After the establishment of Soviet power in September 1939, Maksym Koziar was elected chairman of the village council. In the same year, the credit union was nationalized, and the Prosvita reading room was renamed the club. In 1941, the Zakharchuk and Fedir Kaluzhniak families were deported to Siberia. After the retreat of the Red Army in the same year, a grave was laid in the village and a cross was erected.

In 1939-1941, NKVD bodies tortured and shot Shmankivchyky residents Anton Barashovych, Myroslav Bodnaruk, and Ivan Horyachyi in the Chortkiv prison; On July 20–21, 1941, Ivan Hlukh, Petro Herman, Oleksa Horyachyi, Fedir Davydiuk, and Anton Slota were shot dead in Uman in the Cherkasy Oblast.
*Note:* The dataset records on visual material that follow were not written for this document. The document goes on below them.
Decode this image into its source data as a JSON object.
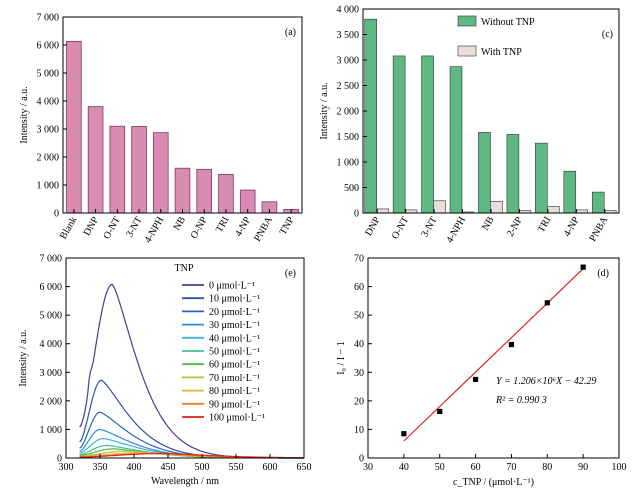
{
  "chart_data": [
    {
      "panel": "(a)",
      "type": "bar",
      "ylabel": "Intensity / a.u.",
      "ylim": [
        0,
        7000
      ],
      "yticks": [
        0,
        1000,
        2000,
        3000,
        4000,
        5000,
        6000,
        7000
      ],
      "ytick_labels": [
        "0",
        "1 000",
        "2 000",
        "3 000",
        "4 000",
        "5 000",
        "6 000",
        "7 000"
      ],
      "categories": [
        "Blank",
        "DNP",
        "O-NT",
        "3-NT",
        "4-NPH",
        "NB",
        "O-NP",
        "TRI",
        "4-NP",
        "PNBA",
        "TNP"
      ],
      "values": [
        6130,
        3800,
        3100,
        3090,
        2870,
        1600,
        1560,
        1380,
        820,
        400,
        130
      ],
      "color": "#d98cb3"
    },
    {
      "panel": "(c)",
      "type": "bar",
      "ylabel": "Intensity / a.u.",
      "ylim": [
        0,
        4000
      ],
      "yticks": [
        0,
        500,
        1000,
        1500,
        2000,
        2500,
        3000,
        3500,
        4000
      ],
      "ytick_labels": [
        "0",
        "500",
        "1 000",
        "1 500",
        "2 000",
        "2 500",
        "3 000",
        "3 500",
        "4 000"
      ],
      "categories": [
        "DNP",
        "O-NT",
        "3-NT",
        "4-NPH",
        "NB",
        "2-NP",
        "TRI",
        "4-NP",
        "PNBA"
      ],
      "series": [
        {
          "name": "Without TNP",
          "color": "#5db882",
          "values": [
            3800,
            3080,
            3080,
            2870,
            1580,
            1540,
            1370,
            820,
            410
          ]
        },
        {
          "name": "With TNP",
          "color": "#e8dcdc",
          "values": [
            80,
            60,
            240,
            20,
            230,
            50,
            130,
            60,
            50
          ]
        }
      ],
      "legend": "top-right"
    },
    {
      "panel": "(e)",
      "type": "line",
      "xlabel": "Wavelength / nm",
      "ylabel": "Intensity / a.u.",
      "xlim": [
        300,
        650
      ],
      "ylim": [
        0,
        7000
      ],
      "xticks": [
        300,
        350,
        400,
        450,
        500,
        550,
        600,
        650
      ],
      "yticks": [
        0,
        1000,
        2000,
        3000,
        4000,
        5000,
        6000,
        7000
      ],
      "ytick_labels": [
        "0",
        "1 000",
        "2 000",
        "3 000",
        "4 000",
        "5 000",
        "6 000",
        "7 000"
      ],
      "legend_title": "TNP",
      "series": [
        {
          "name": "0 μmol·L⁻¹",
          "color": "#3f3f9a",
          "peak": 6080,
          "peak_x": 368,
          "start": 1080
        },
        {
          "name": "10 μmol·L⁻¹",
          "color": "#2f4fa8",
          "peak": 2720,
          "peak_x": 352,
          "start": 560
        },
        {
          "name": "20 μmol·L⁻¹",
          "color": "#2a66c4",
          "peak": 1600,
          "peak_x": 350,
          "start": 340
        },
        {
          "name": "30 μmol·L⁻¹",
          "color": "#2d8fd5",
          "peak": 1000,
          "peak_x": 350,
          "start": 230
        },
        {
          "name": "40 μmol·L⁻¹",
          "color": "#41b0d8",
          "peak": 680,
          "peak_x": 355,
          "start": 170
        },
        {
          "name": "50 μmol·L⁻¹",
          "color": "#3fbfa0",
          "peak": 440,
          "peak_x": 360,
          "start": 120
        },
        {
          "name": "60 μmol·L⁻¹",
          "color": "#4fb94c",
          "peak": 320,
          "peak_x": 370,
          "start": 90
        },
        {
          "name": "70 μmol·L⁻¹",
          "color": "#a6c933",
          "peak": 240,
          "peak_x": 390,
          "start": 70
        },
        {
          "name": "80 μmol·L⁻¹",
          "color": "#e8b62c",
          "peak": 190,
          "peak_x": 410,
          "start": 50
        },
        {
          "name": "90 μmol·L⁻¹",
          "color": "#e87d24",
          "peak": 160,
          "peak_x": 430,
          "start": 40
        },
        {
          "name": "100 μmol·L⁻¹",
          "color": "#e2231a",
          "peak": 160,
          "peak_x": 445,
          "start": 30
        }
      ]
    },
    {
      "panel": "(d)",
      "type": "scatter",
      "xlabel": "c_TNP / (μmol·L⁻¹)",
      "ylabel": "I₀ / I − 1",
      "xlim": [
        30,
        100
      ],
      "ylim": [
        0,
        70
      ],
      "xticks": [
        30,
        40,
        50,
        60,
        70,
        80,
        90,
        100
      ],
      "yticks": [
        0,
        10,
        20,
        30,
        40,
        50,
        60,
        70
      ],
      "x": [
        40,
        50,
        60,
        70,
        80,
        90
      ],
      "y": [
        8.5,
        16.3,
        27.5,
        39.7,
        54.3,
        66.8
      ],
      "fit": {
        "slope": 1.206,
        "intercept": -42.29,
        "x_range": [
          40,
          90
        ],
        "color": "#e02020"
      },
      "equation": "Y = 1.206×10⁶X − 42.29",
      "r2": "R² = 0.990 3"
    }
  ]
}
Vasyl Bryhadyr, Vasyl Vilkhovyi, Myroslav Horyachyi, Anton and Olha Zakharchuk`s, Ivan and Rozalia Mostovych`s, Antin and Mykhailo Yurkiv and others fought in the UPA.

During the German-Soviet war, the Red Army died or went missing:
- Yulian Boiko (born 1912),
- Maksym Boianovskyi (born 1905),
- Maksym Verbovetskyi (born 1906),
- Vasyl Hyra (born 1918),
- Stepan Hlukh (born 1920),
- Anton (born 1897), Mykola (born 1903) and Yaroslav Zakharchuk`s (born 1921),
- Vasyl Klym, Vasyl Kuts (born 1904),
- Mykhailo Mishchii, Mykhailo Pyrozhyk (born 1906),
- Omelian Reshetii (born 1904),
- Vasyl (born 1912) and Mikhailo (born 1918) Stets,
- Mykola Ushii (born 1910),
- Vasyl Chudyk (born 1904).

Since November 27, 2020, Shmankivchyky belongs to the Factory Village Community. On November 12, 2021, the Shmankivchyky Starostynskyi District was formed.

On July 30, 2020, the first case of COVID-19 infection was registered in Shmankivchyky.

== Religion ==
- Saint George church (OCU; 1996)
- Saint George church (UGCC; 1992)

== Monuments ==
- The settlement of Shmankivchyky I (Trypillia culture; Early Iron Age) is a newly discovered object of cultural heritage, protection number 1870.
- a monument to fellow soldiers killed in the German-Soviet war (1968) - a historical monument of local significance, protection number 821;
- "Figure" of the Mother of God (1990)
- symbolic mound-grave of the Fighters for the Freedom of Ukraine (1991);
- a memorial cross in honor of the abolition of serfdom in Austria-Hungary (1848).

== Social sphere ==
The T 2001 Buchach-Chortkiv-Skala-Podilska highway passed through the village.

Until 2021, there was a library, which was reorganized into a studio of the Center for Cultural Services of the Factory Village Council.

There is a secondary school, kindergarten, library, medical and obstetric center, post office, OJSC "Chortkiv Breeding Enterprise" (former state breeding station), farm "Velychko", OJSC "Ternopil Regional Fish and Reclamation Station", Chortkiv Production trade enterprise "Rii", PE "Olha-LTD", three trade establishments.